Retribution, like a fierce current, is sweeping across the African landscape. A deluge of reckoning is being visited upon the tyrants in civilian clothing who have ran roughshod over the African nations. Pushed to the wall and with nowhere else to go, the tormented people of Africa have decided to strike back against their tormentors.
The mutiny that was first started in Mali back in 2020, like a fast-spreading fire, has reached Chad, Sudan, Guinea, Burkina Faso, and Niger. Gabon, the latest country to be scorched by the hot flame of people’s wrath, is similar to the rest of other nations. Despite the enormously rich natural resources – Gabon is the fourth largest oil producer in Sub-Saharan Africa – the corrupt rulers of the country have failed to translate the resource wealth into sustainable and inclusive growth.
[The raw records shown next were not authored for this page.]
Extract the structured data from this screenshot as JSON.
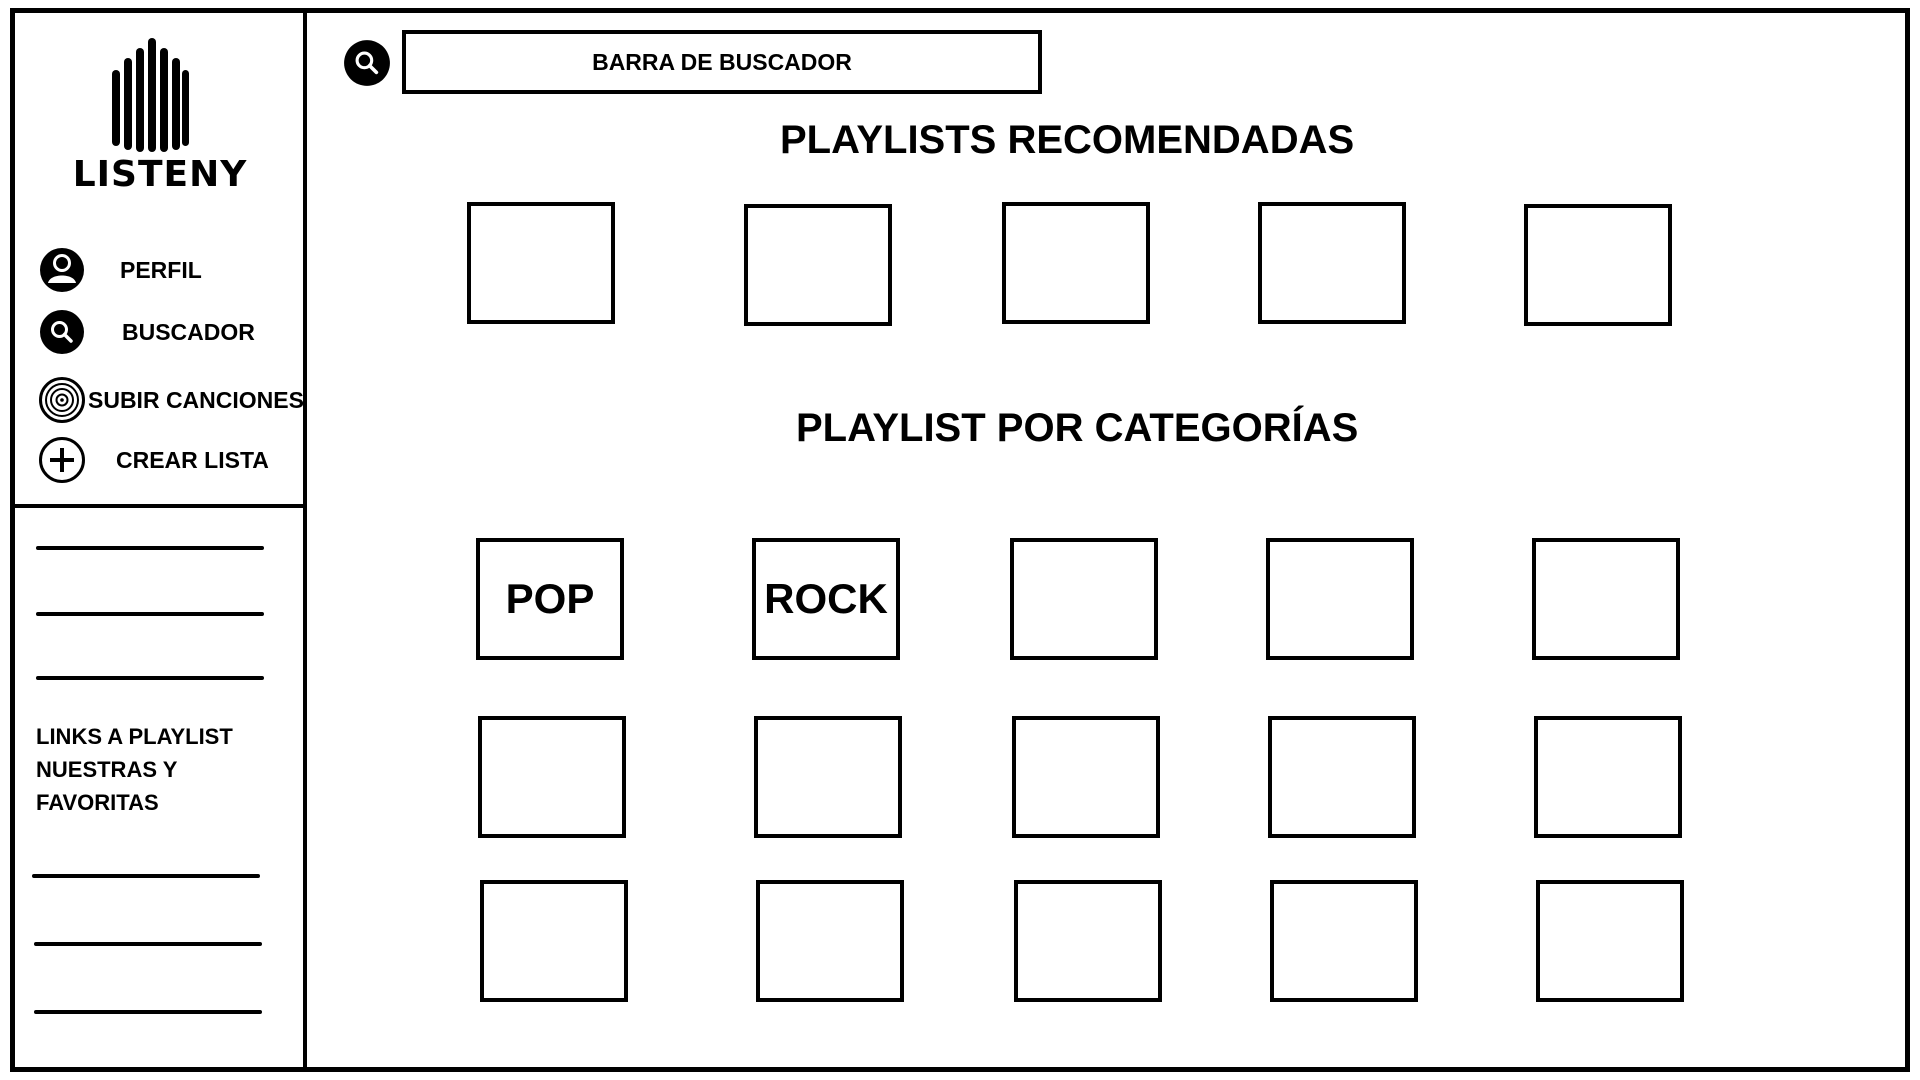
{
  "app": {
    "name": "LISTENY"
  },
  "sidebar": {
    "items": [
      {
        "label": "PERFIL",
        "icon": "user-icon"
      },
      {
        "label": "BUSCADOR",
        "icon": "search-icon"
      },
      {
        "label": "SUBIR CANCIONES",
        "icon": "vinyl-icon"
      },
      {
        "label": "CREAR LISTA",
        "icon": "plus-circle-icon"
      }
    ],
    "links_text": "LINKS A PLAYLIST NUESTRAS Y FAVORITAS"
  },
  "search": {
    "label": "BARRA DE BUSCADOR",
    "icon": "search-icon"
  },
  "recommended": {
    "title": "PLAYLISTS RECOMENDADAS",
    "tiles": [
      "",
      "",
      "",
      "",
      ""
    ]
  },
  "categories": {
    "title": "PLAYLIST POR CATEGORÍAS",
    "tiles": [
      "POP",
      "ROCK",
      "",
      "",
      "",
      "",
      "",
      "",
      "",
      "",
      "",
      "",
      "",
      "",
      ""
    ]
  }
}
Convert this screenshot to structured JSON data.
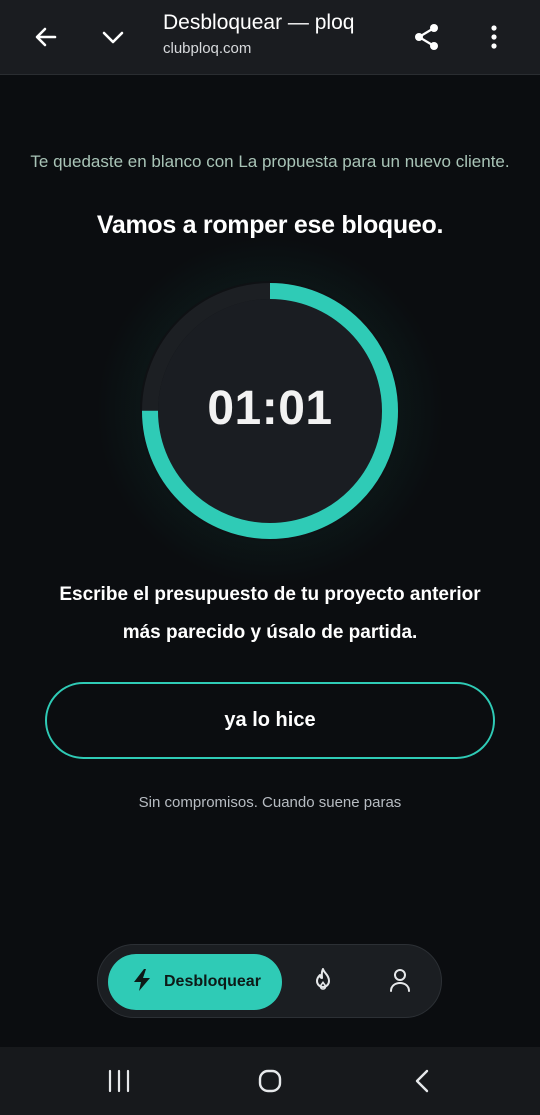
{
  "browser": {
    "title": "Desbloquear — ploq",
    "url": "clubploq.com",
    "icons": [
      "back-arrow-icon",
      "chevron-down-icon",
      "share-icon",
      "more-vertical-icon"
    ]
  },
  "main": {
    "context": "Te quedaste en blanco con La propuesta para un nuevo cliente.",
    "headline": "Vamos a romper ese bloqueo.",
    "timer": {
      "display": "01:01",
      "progress": 0.75,
      "accent": "#2fcbb6"
    },
    "instruction": "Escribe el presupuesto de tu proyecto anterior más parecido y úsalo de partida.",
    "done_button": "ya lo hice",
    "note": "Sin compromisos. Cuando suene paras"
  },
  "bottom_nav": {
    "active_label": "Desbloquear",
    "items": [
      {
        "name": "desbloquear",
        "icon": "bolt-icon",
        "active": true
      },
      {
        "name": "racha",
        "icon": "flame-icon",
        "active": false
      },
      {
        "name": "perfil",
        "icon": "user-icon",
        "active": false
      }
    ]
  },
  "system_nav": {
    "icons": [
      "recents-icon",
      "home-icon",
      "back-icon"
    ]
  },
  "colors": {
    "background": "#0b0d10",
    "accent": "#2fcbb6",
    "bar": "#1a1c20"
  }
}
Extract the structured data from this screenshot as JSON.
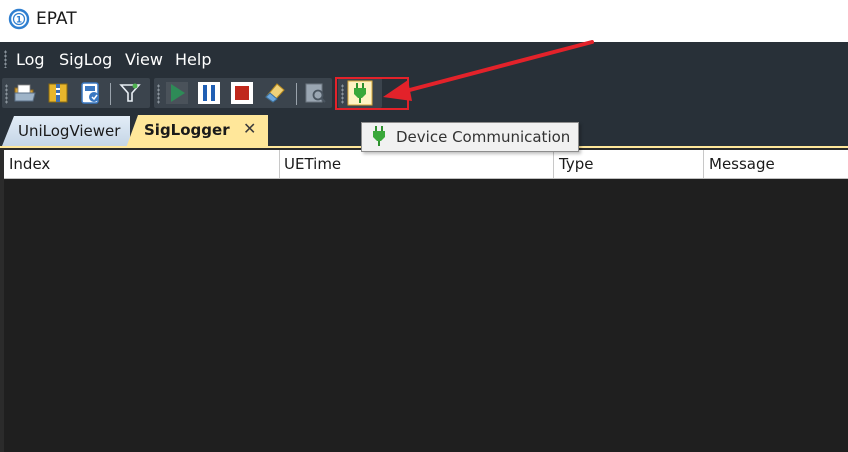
{
  "app": {
    "title": "EPAT"
  },
  "menu": {
    "items": [
      "Log",
      "SigLog",
      "View",
      "Help"
    ]
  },
  "toolbar": {
    "buttons": [
      {
        "icon": "open-folder-icon"
      },
      {
        "icon": "archive-icon"
      },
      {
        "icon": "save-log-icon"
      },
      {
        "icon": "filter-icon"
      },
      {
        "icon": "play-icon"
      },
      {
        "icon": "pause-icon"
      },
      {
        "icon": "stop-icon"
      },
      {
        "icon": "clear-icon"
      },
      {
        "icon": "search-icon"
      },
      {
        "icon": "plug-icon"
      }
    ],
    "colors": {
      "play": "#2e8b57",
      "pause": "#1f5fb4",
      "stop": "#c0281c",
      "plug": "#3aa83a"
    }
  },
  "tabs": [
    {
      "label": "UniLogViewer",
      "active": false
    },
    {
      "label": "SigLogger",
      "active": true
    }
  ],
  "tooltip": {
    "text": "Device Communication"
  },
  "grid": {
    "columns": [
      "Index",
      "UETime",
      "Type",
      "Message"
    ],
    "rows": []
  },
  "annotation": {
    "color": "#e3222a"
  }
}
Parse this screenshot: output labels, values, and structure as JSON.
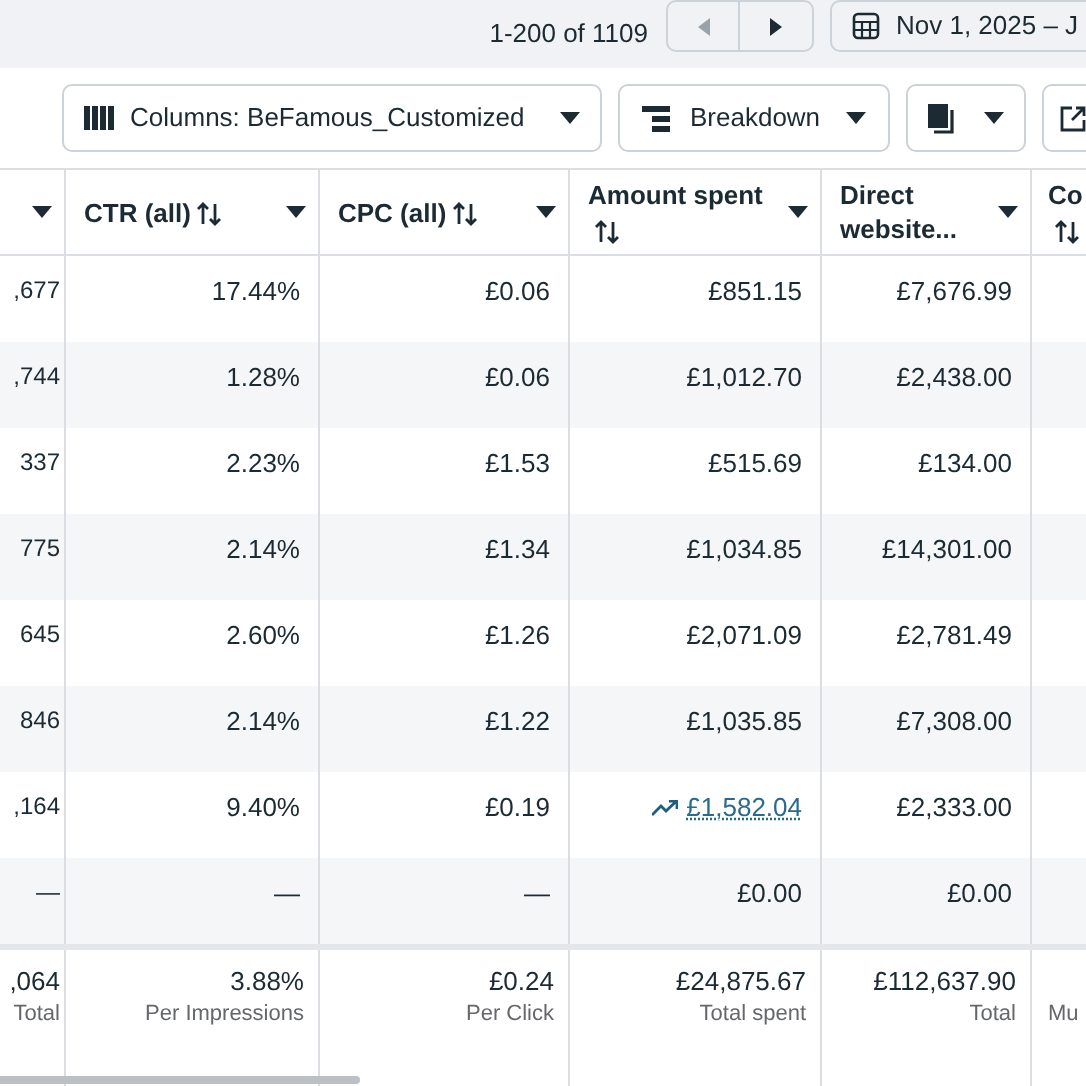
{
  "pagination": {
    "range": "1-200 of 1109",
    "prev_disabled": true,
    "next_disabled": false
  },
  "date_range": {
    "label": "Nov 1, 2025 – J"
  },
  "toolbar": {
    "columns_button": "Columns: BeFamous_Customized",
    "breakdown_button": "Breakdown"
  },
  "table": {
    "columns": [
      {
        "sortable": false
      },
      {
        "label": "CTR (all)",
        "sortable": true
      },
      {
        "label": "CPC (all)",
        "sortable": true
      },
      {
        "label": "Amount spent",
        "sortable": true
      },
      {
        "label": "Direct website...",
        "sortable": false
      },
      {
        "label": "Co",
        "sortable": true
      }
    ],
    "rows": [
      {
        "cells": [
          {
            "text": ",677"
          },
          {
            "text": "17.44%"
          },
          {
            "text": "£0.06"
          },
          {
            "text": "£851.15"
          },
          {
            "text": "£7,676.99"
          }
        ]
      },
      {
        "cells": [
          {
            "text": ",744"
          },
          {
            "text": "1.28%"
          },
          {
            "text": "£0.06"
          },
          {
            "text": "£1,012.70"
          },
          {
            "text": "£2,438.00"
          }
        ]
      },
      {
        "cells": [
          {
            "text": "337"
          },
          {
            "text": "2.23%"
          },
          {
            "text": "£1.53"
          },
          {
            "text": "£515.69"
          },
          {
            "text": "£134.00"
          }
        ]
      },
      {
        "cells": [
          {
            "text": "775"
          },
          {
            "text": "2.14%"
          },
          {
            "text": "£1.34"
          },
          {
            "text": "£1,034.85"
          },
          {
            "text": "£14,301.00"
          }
        ]
      },
      {
        "cells": [
          {
            "text": "645"
          },
          {
            "text": "2.60%"
          },
          {
            "text": "£1.26"
          },
          {
            "text": "£2,071.09"
          },
          {
            "text": "£2,781.49"
          }
        ]
      },
      {
        "cells": [
          {
            "text": "846"
          },
          {
            "text": "2.14%"
          },
          {
            "text": "£1.22"
          },
          {
            "text": "£1,035.85"
          },
          {
            "text": "£7,308.00"
          }
        ]
      },
      {
        "cells": [
          {
            "text": ",164"
          },
          {
            "text": "9.40%"
          },
          {
            "text": "£0.19"
          },
          {
            "text": "£1,582.04",
            "kind": "link"
          },
          {
            "text": "£2,333.00"
          }
        ]
      },
      {
        "cells": [
          {
            "text": "—"
          },
          {
            "text": "—"
          },
          {
            "text": "—"
          },
          {
            "text": "£0.00"
          },
          {
            "text": "£0.00"
          }
        ]
      }
    ],
    "totals": [
      {
        "value": ",064",
        "label": "Total"
      },
      {
        "value": "3.88%",
        "label": "Per Impressions"
      },
      {
        "value": "£0.24",
        "label": "Per Click"
      },
      {
        "value": "£24,875.67",
        "label": "Total spent"
      },
      {
        "value": "£112,637.90",
        "label": "Total"
      },
      {
        "label": "Mu"
      }
    ]
  }
}
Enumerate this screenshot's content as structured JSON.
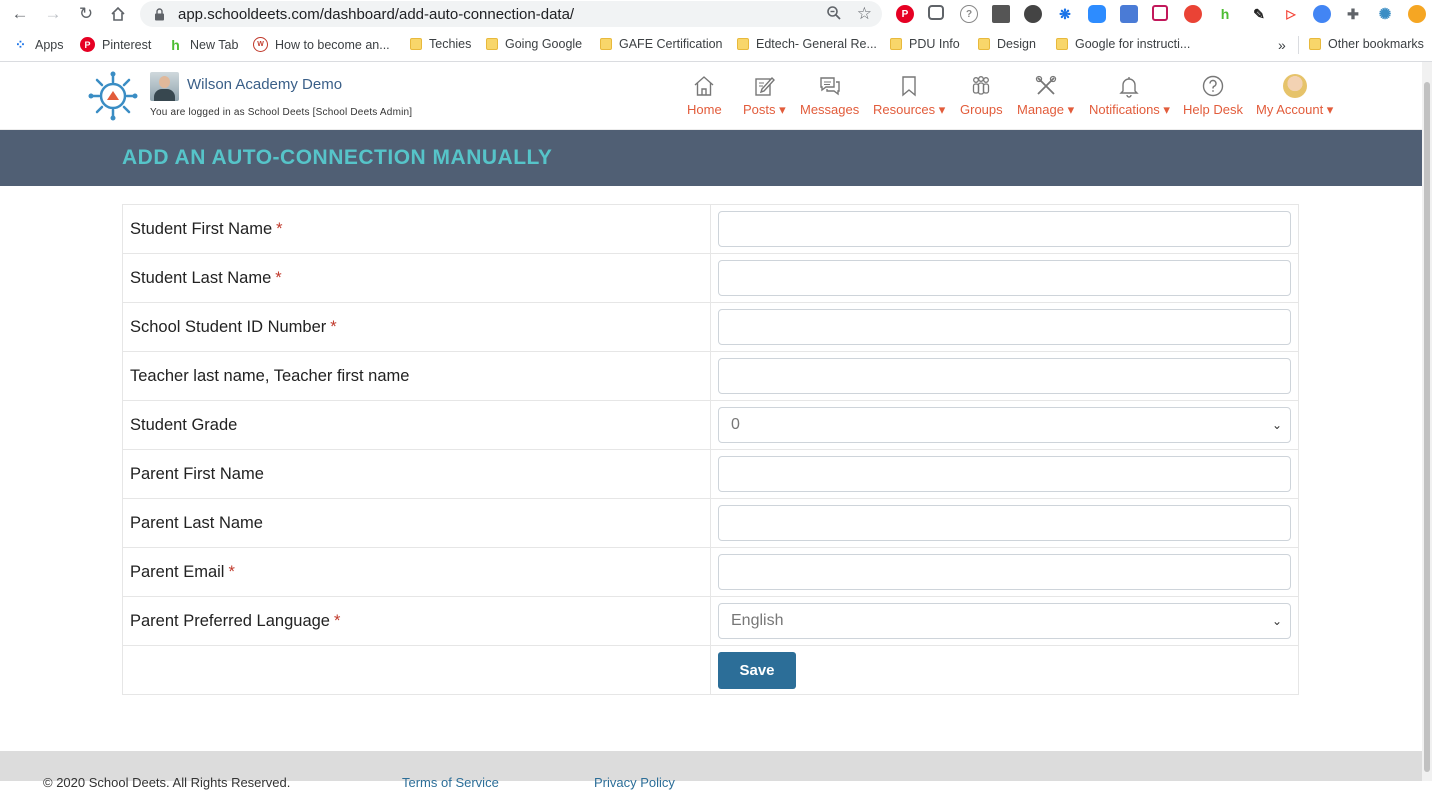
{
  "browser": {
    "url": "app.schooldeets.com/dashboard/add-auto-connection-data/",
    "bookmarks": [
      {
        "label": "Apps",
        "icon": "apps-grid-icon"
      },
      {
        "label": "Pinterest",
        "icon": "pinterest-icon"
      },
      {
        "label": "New Tab",
        "icon": "houzz-icon"
      },
      {
        "label": "How to become an...",
        "icon": "site-icon"
      },
      {
        "label": "Techies",
        "icon": "folder-icon"
      },
      {
        "label": "Going Google",
        "icon": "folder-icon"
      },
      {
        "label": "GAFE Certification",
        "icon": "folder-icon"
      },
      {
        "label": "Edtech- General Re...",
        "icon": "folder-icon"
      },
      {
        "label": "PDU Info",
        "icon": "folder-icon"
      },
      {
        "label": "Design",
        "icon": "folder-icon"
      },
      {
        "label": "Google for instructi...",
        "icon": "folder-icon"
      }
    ],
    "overflow": "»",
    "other_bookmarks": "Other bookmarks"
  },
  "header": {
    "org_name": "Wilson Academy Demo",
    "logged_in_text": "You are logged in as School Deets [School Deets Admin]",
    "nav": [
      {
        "label": "Home",
        "icon": "home-icon"
      },
      {
        "label": "Posts ▾",
        "icon": "edit-icon"
      },
      {
        "label": "Messages",
        "icon": "chat-icon"
      },
      {
        "label": "Resources ▾",
        "icon": "bookmark-icon"
      },
      {
        "label": "Groups",
        "icon": "group-icon"
      },
      {
        "label": "Manage ▾",
        "icon": "tools-icon"
      },
      {
        "label": "Notifications ▾",
        "icon": "bell-icon"
      },
      {
        "label": "Help Desk",
        "icon": "help-icon"
      },
      {
        "label": "My Account ▾",
        "icon": "avatar-icon"
      }
    ]
  },
  "page": {
    "title": "ADD AN AUTO-CONNECTION MANUALLY"
  },
  "form": {
    "fields": [
      {
        "label": "Student First Name",
        "required": "*",
        "type": "text",
        "value": ""
      },
      {
        "label": "Student Last Name",
        "required": "*",
        "type": "text",
        "value": ""
      },
      {
        "label": "School Student ID Number",
        "required": "*",
        "type": "text",
        "value": ""
      },
      {
        "label": "Teacher last name, Teacher first name",
        "required": "",
        "type": "text",
        "value": ""
      },
      {
        "label": "Student Grade",
        "required": "",
        "type": "select",
        "value": "0"
      },
      {
        "label": "Parent First Name",
        "required": "",
        "type": "text",
        "value": ""
      },
      {
        "label": "Parent Last Name",
        "required": "",
        "type": "text",
        "value": ""
      },
      {
        "label": "Parent Email",
        "required": "*",
        "type": "text",
        "value": ""
      },
      {
        "label": "Parent Preferred Language",
        "required": "*",
        "type": "select",
        "value": "English"
      }
    ],
    "save_label": "Save"
  },
  "footer": {
    "copyright": "© 2020 School Deets. All Rights Reserved.",
    "terms": "Terms of Service",
    "privacy": "Privacy Policy"
  },
  "colors": {
    "title_band": "#505f74",
    "title_text": "#56c4c9",
    "nav_text": "#e25c3b",
    "save_button": "#2c6e98"
  }
}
According to the latest World Bank estimates, 15.6 percent of the Gabonese population is multidimensionally poor while an additional 18.4 percent is classified as vulnerable to multidimensional poverty. The intensity of deprivations in Gabon, which is the average deprivation score among people living in multidimensional poverty, is 44.7 percent. In simple terms, Gabonese people are languishing in poverty in the midst of abundant natural resources.
Gabon has been ruled and controlled by a single family for the past 60 years. Omar Bongo Ondimba ruled the country for 42 years until his death in 2009. The current President, Ali Bongo Ondimba, who took over after his father’s death, has recently rigged himself to a third seven-year term.
Under the Bongo family’s oligarchy, Gabon is like an oil cartel run as a family business. Ali Bongo, as the head of the cartel, is one of Africa’s richest heads of state. In a typical prebendalism fashion, the Bongo family appropriates state offices, notably elected officials and government workers, and diverts the country’s resources to serve themselves and their cronies as they wish.
Intent on holding on to power until he dies, Ali Bongo silenced the opposition and abolished presidential term limits. Such a repressive scenario makes a military putsch inevitable.
Today, it’s the turn of Ali Bongo Ondimba of Gabon. Next stop is Paul Biya’s Cameroon, if I were to hazard a guess. From there it could go anywhere. You never know whose turn is next.